The canals of the Mekong in China
Black Dragon Pond, Lijiang China
Canals along the Mekong in Lijiang China
Visiting the canal system in Lijiang, China

Mekong culture

The river flows along the entire length of Laos, and dictates Laotians’ way of life. The largest cities in the country sprung up right along its banks. Whether you’re in the North in the charming city of Julan Prabang, in the capital, Vientiane, in the villages in the South near the Thai border, or among the Four Thousand islands at the Cambodian border, the rhythm of daily life takes its cue from the Mekong. Laotians make the river banks their home, seek its nourishment, and use it as the site of many festivals.

Laotian houses along the riverbanks
Stilt houses and typical transportation in Laos
The festivals in Laos centre around the Mékong
Dragon boat races on the Mekong, Laos

One of the biggest festivals in Laos is the dragon boat race in Vientiane. Thousands of people line the banks to encourage the regatta participants.

In October, during the Festival of Light, at the end of Buddhist Lent (also known as Vassa), floating paper lanterns and boats made from Saa (a type of Thai bark pulp) are carefully launched by the thousands. The river’s surface is radiant with these majestic offerings.

Paper Lanterns in Laos
Paper boat lanterns for the Festival of Light, Laos

Travellers in Laos enjoy taking a short ride down the Mekong on a traditional wooden river boat. It’s not the most comfortable form of transportation, but it makes for a great cultural experience.

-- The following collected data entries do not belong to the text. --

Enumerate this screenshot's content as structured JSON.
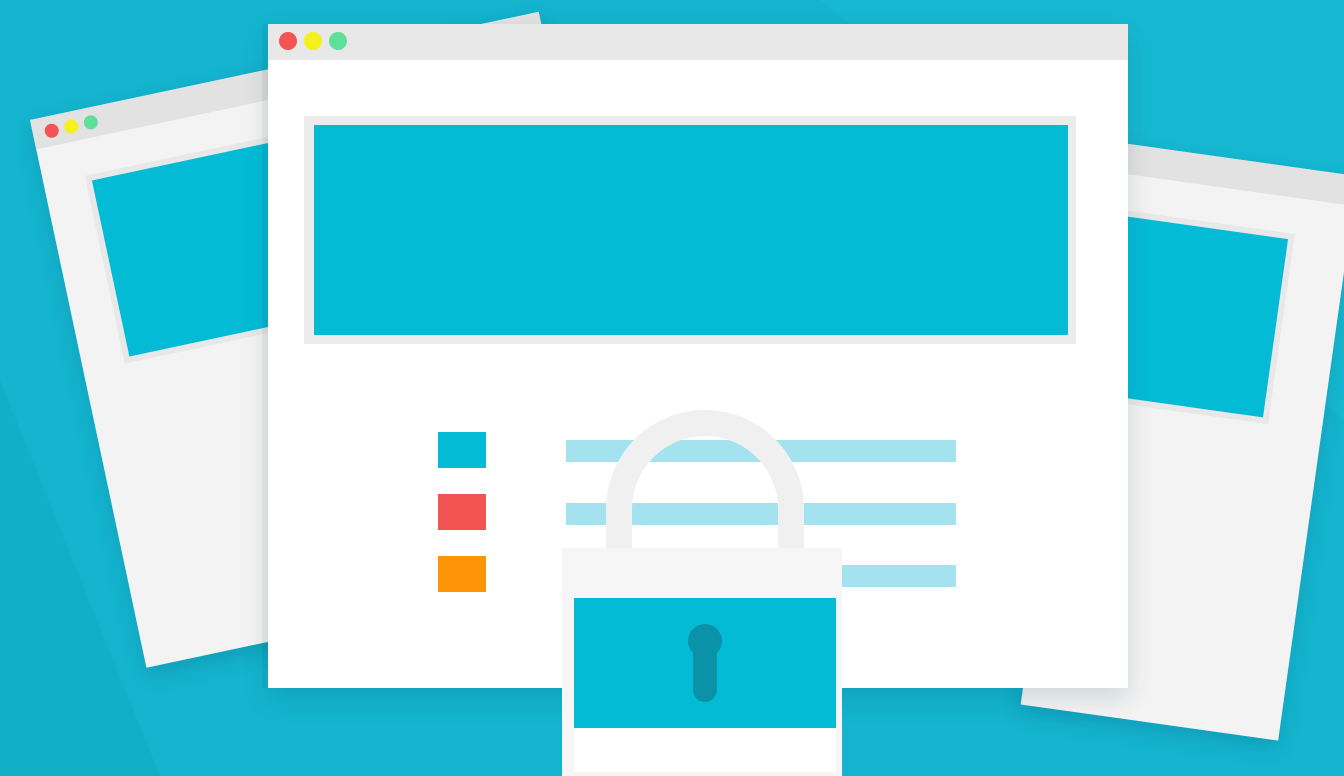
{
  "colors": {
    "background": "#14b4cf",
    "accent": "#04bbd6",
    "line": "#a3e2ee",
    "dot_red": "#f25454",
    "dot_yellow": "#f5f01e",
    "dot_green": "#5fe09a",
    "square_red": "#f25454",
    "square_orange": "#ff9408"
  },
  "icons": {
    "window_controls": [
      "close-dot",
      "minimize-dot",
      "maximize-dot"
    ],
    "center": "padlock-icon"
  }
}
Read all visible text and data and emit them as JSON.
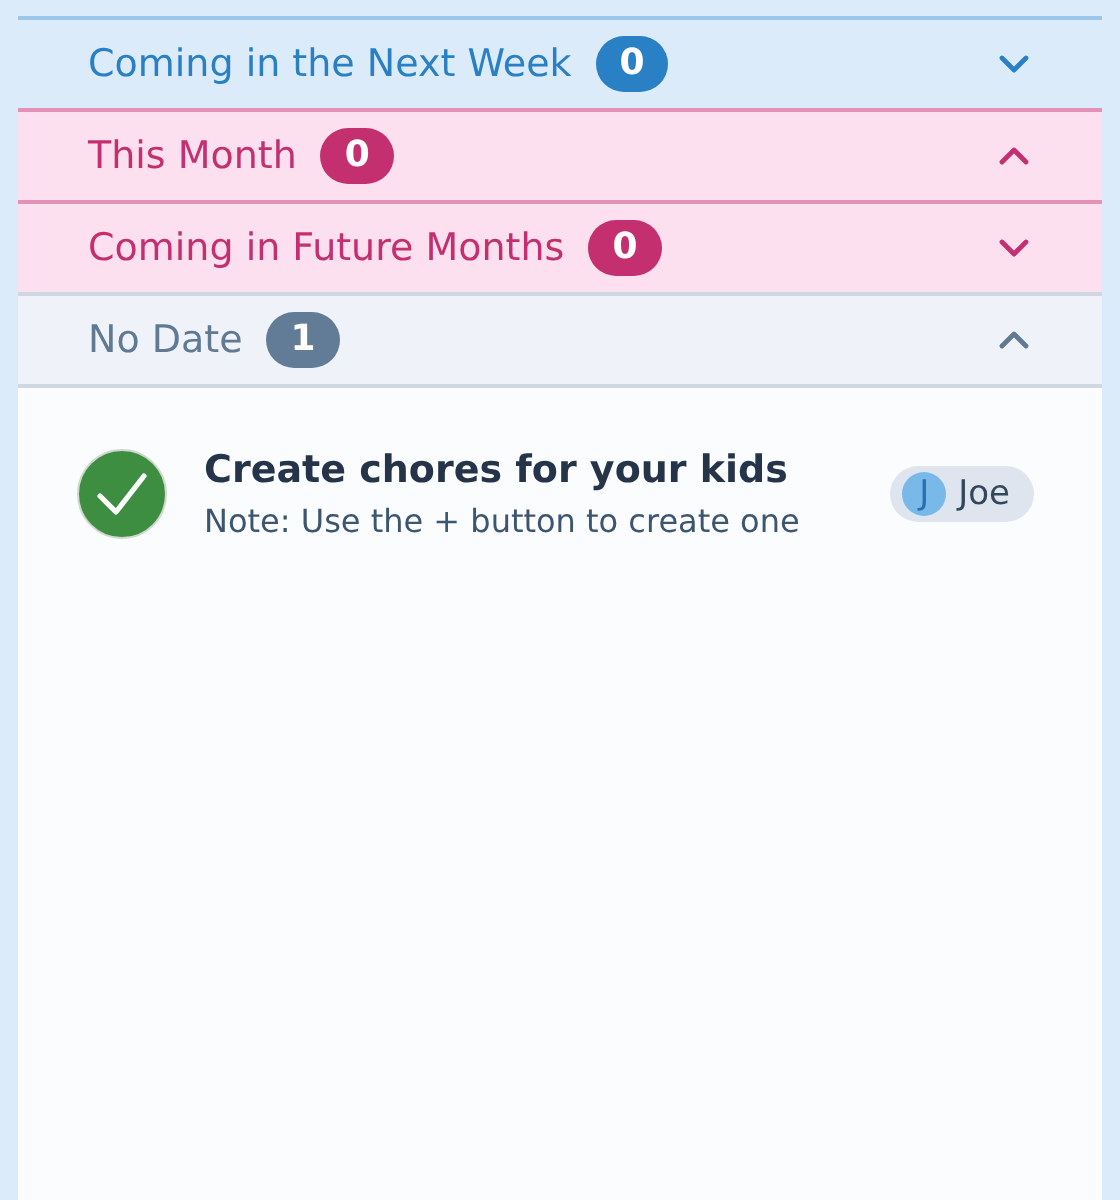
{
  "sections": [
    {
      "title": "Coming in the Next Week",
      "count": "0",
      "kind": "week",
      "expanded": false
    },
    {
      "title": "This Month",
      "count": "0",
      "kind": "month",
      "expanded": true
    },
    {
      "title": "Coming in Future Months",
      "count": "0",
      "kind": "month",
      "expanded": false
    },
    {
      "title": "No Date",
      "count": "1",
      "kind": "nodate",
      "expanded": true
    }
  ],
  "tasks": [
    {
      "title": "Create chores for your kids",
      "note": "Note: Use the + button to create one",
      "done": true,
      "assignee": {
        "initial": "J",
        "name": "Joe"
      }
    }
  ]
}
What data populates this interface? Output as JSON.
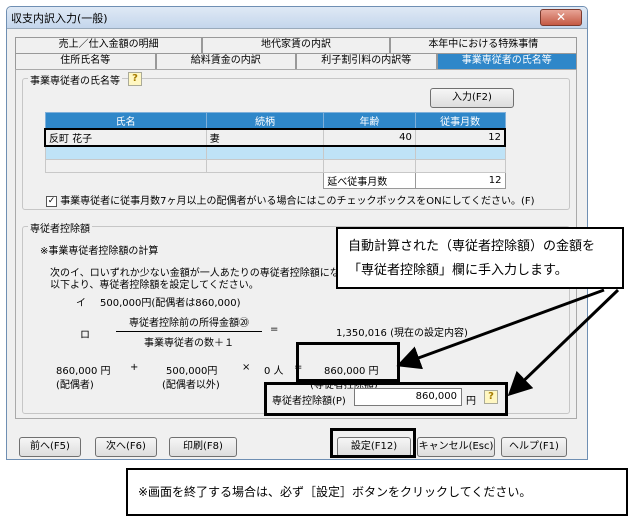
{
  "window": {
    "title": "収支内訳入力(一般)",
    "close": "✕"
  },
  "tabs_row1": [
    "売上／仕入金額の明細",
    "地代家賃の内訳",
    "本年中における特殊事情"
  ],
  "tabs_row2": [
    "住所氏名等",
    "給料賃金の内訳",
    "利子割引料の内訳等",
    "事業専従者の氏名等"
  ],
  "group1": {
    "label": "事業専従者の氏名等",
    "input_button": "入力(F2)",
    "columns": [
      "氏名",
      "続柄",
      "年齢",
      "従事月数"
    ],
    "rows": [
      [
        "反町 花子",
        "妻",
        "40",
        "12"
      ],
      [
        "",
        "",
        "",
        ""
      ],
      [
        "",
        "",
        "",
        ""
      ]
    ],
    "total_label": "延べ従事月数",
    "total_value": "12",
    "checkbox_label": "事業専従者に従事月数7ヶ月以上の配偶者がいる場合にはこのチェックボックスをONにしてください。(F)",
    "checkbox_checked": "✓"
  },
  "group2": {
    "label": "専従者控除額",
    "heading": "※事業専従者控除額の計算",
    "desc1": "次のイ、ロいずれか少ない金額が一人あたりの専従者控除額になります。",
    "desc2": "以下より、専従者控除額を設定してください。",
    "i_label": "イ",
    "i_text": "500,000円(配偶者は860,000)",
    "ro_label": "ロ",
    "fraction_num": "専従者控除前の所得金額⑳",
    "fraction_den": "事業専従者の数＋１",
    "equals": "=",
    "result_ro": "1,350,016 (現在の設定内容)",
    "calc_a": "860,000 円",
    "plus": "+",
    "calc_b": "500,000円",
    "times": "×",
    "calc_c": "0 人",
    "equals2": "=",
    "calc_result": "860,000 円",
    "calc_a_label": "(配偶者)",
    "calc_b_label": "(配偶者以外)",
    "calc_result_label": "(専従者控除額)",
    "field_label": "専従者控除額(P)",
    "field_value": "860,000",
    "field_unit": "円"
  },
  "bottom_buttons": [
    "前へ(F5)",
    "次へ(F6)",
    "印刷(F8)",
    "設定(F12)",
    "キャンセル(Esc)",
    "ヘルプ(F1)"
  ],
  "callout": {
    "line1": "自動計算された（専従者控除額）の金額を",
    "line2": "「専従者控除額」欄に手入力します。"
  },
  "note": "※画面を終了する場合は、必ず［設定］ボタンをクリックしてください。",
  "help_icon": "?"
}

Taking a ride on the Mekong in Laos
Traditional riverboat ride in Laos

The impressive Mekong, after serving as Thailand’s natural northern border, leaves Laos via the Four Thousand Islands. Life and culture in this Laotian archipelago are slow and tranquil, despite the fast river that flows with even greater force towards Cambodia. It turns into wild rapids and waterfalls that are some of the most turbulent in the world.

Tonlé Sap’s floating villages, Cambodia

Tonlé Sap is an enormous freshwater lake in the heart of Cambodia. You can’t miss it: it flows right through the famous Siem Reap region where you can visit the grandiose Angkor ruins.

For the complete experience, visit Battambang by boat. Little by little, the river widens to create this lake that expands or shrinks with the seasons.Rather than building stilt houses on the unpredictable shores, the inhabitants made the actual water their home in an armada of floating houseboats. An entire village and community live on this constantly evolving lake, and they’ve made it their home.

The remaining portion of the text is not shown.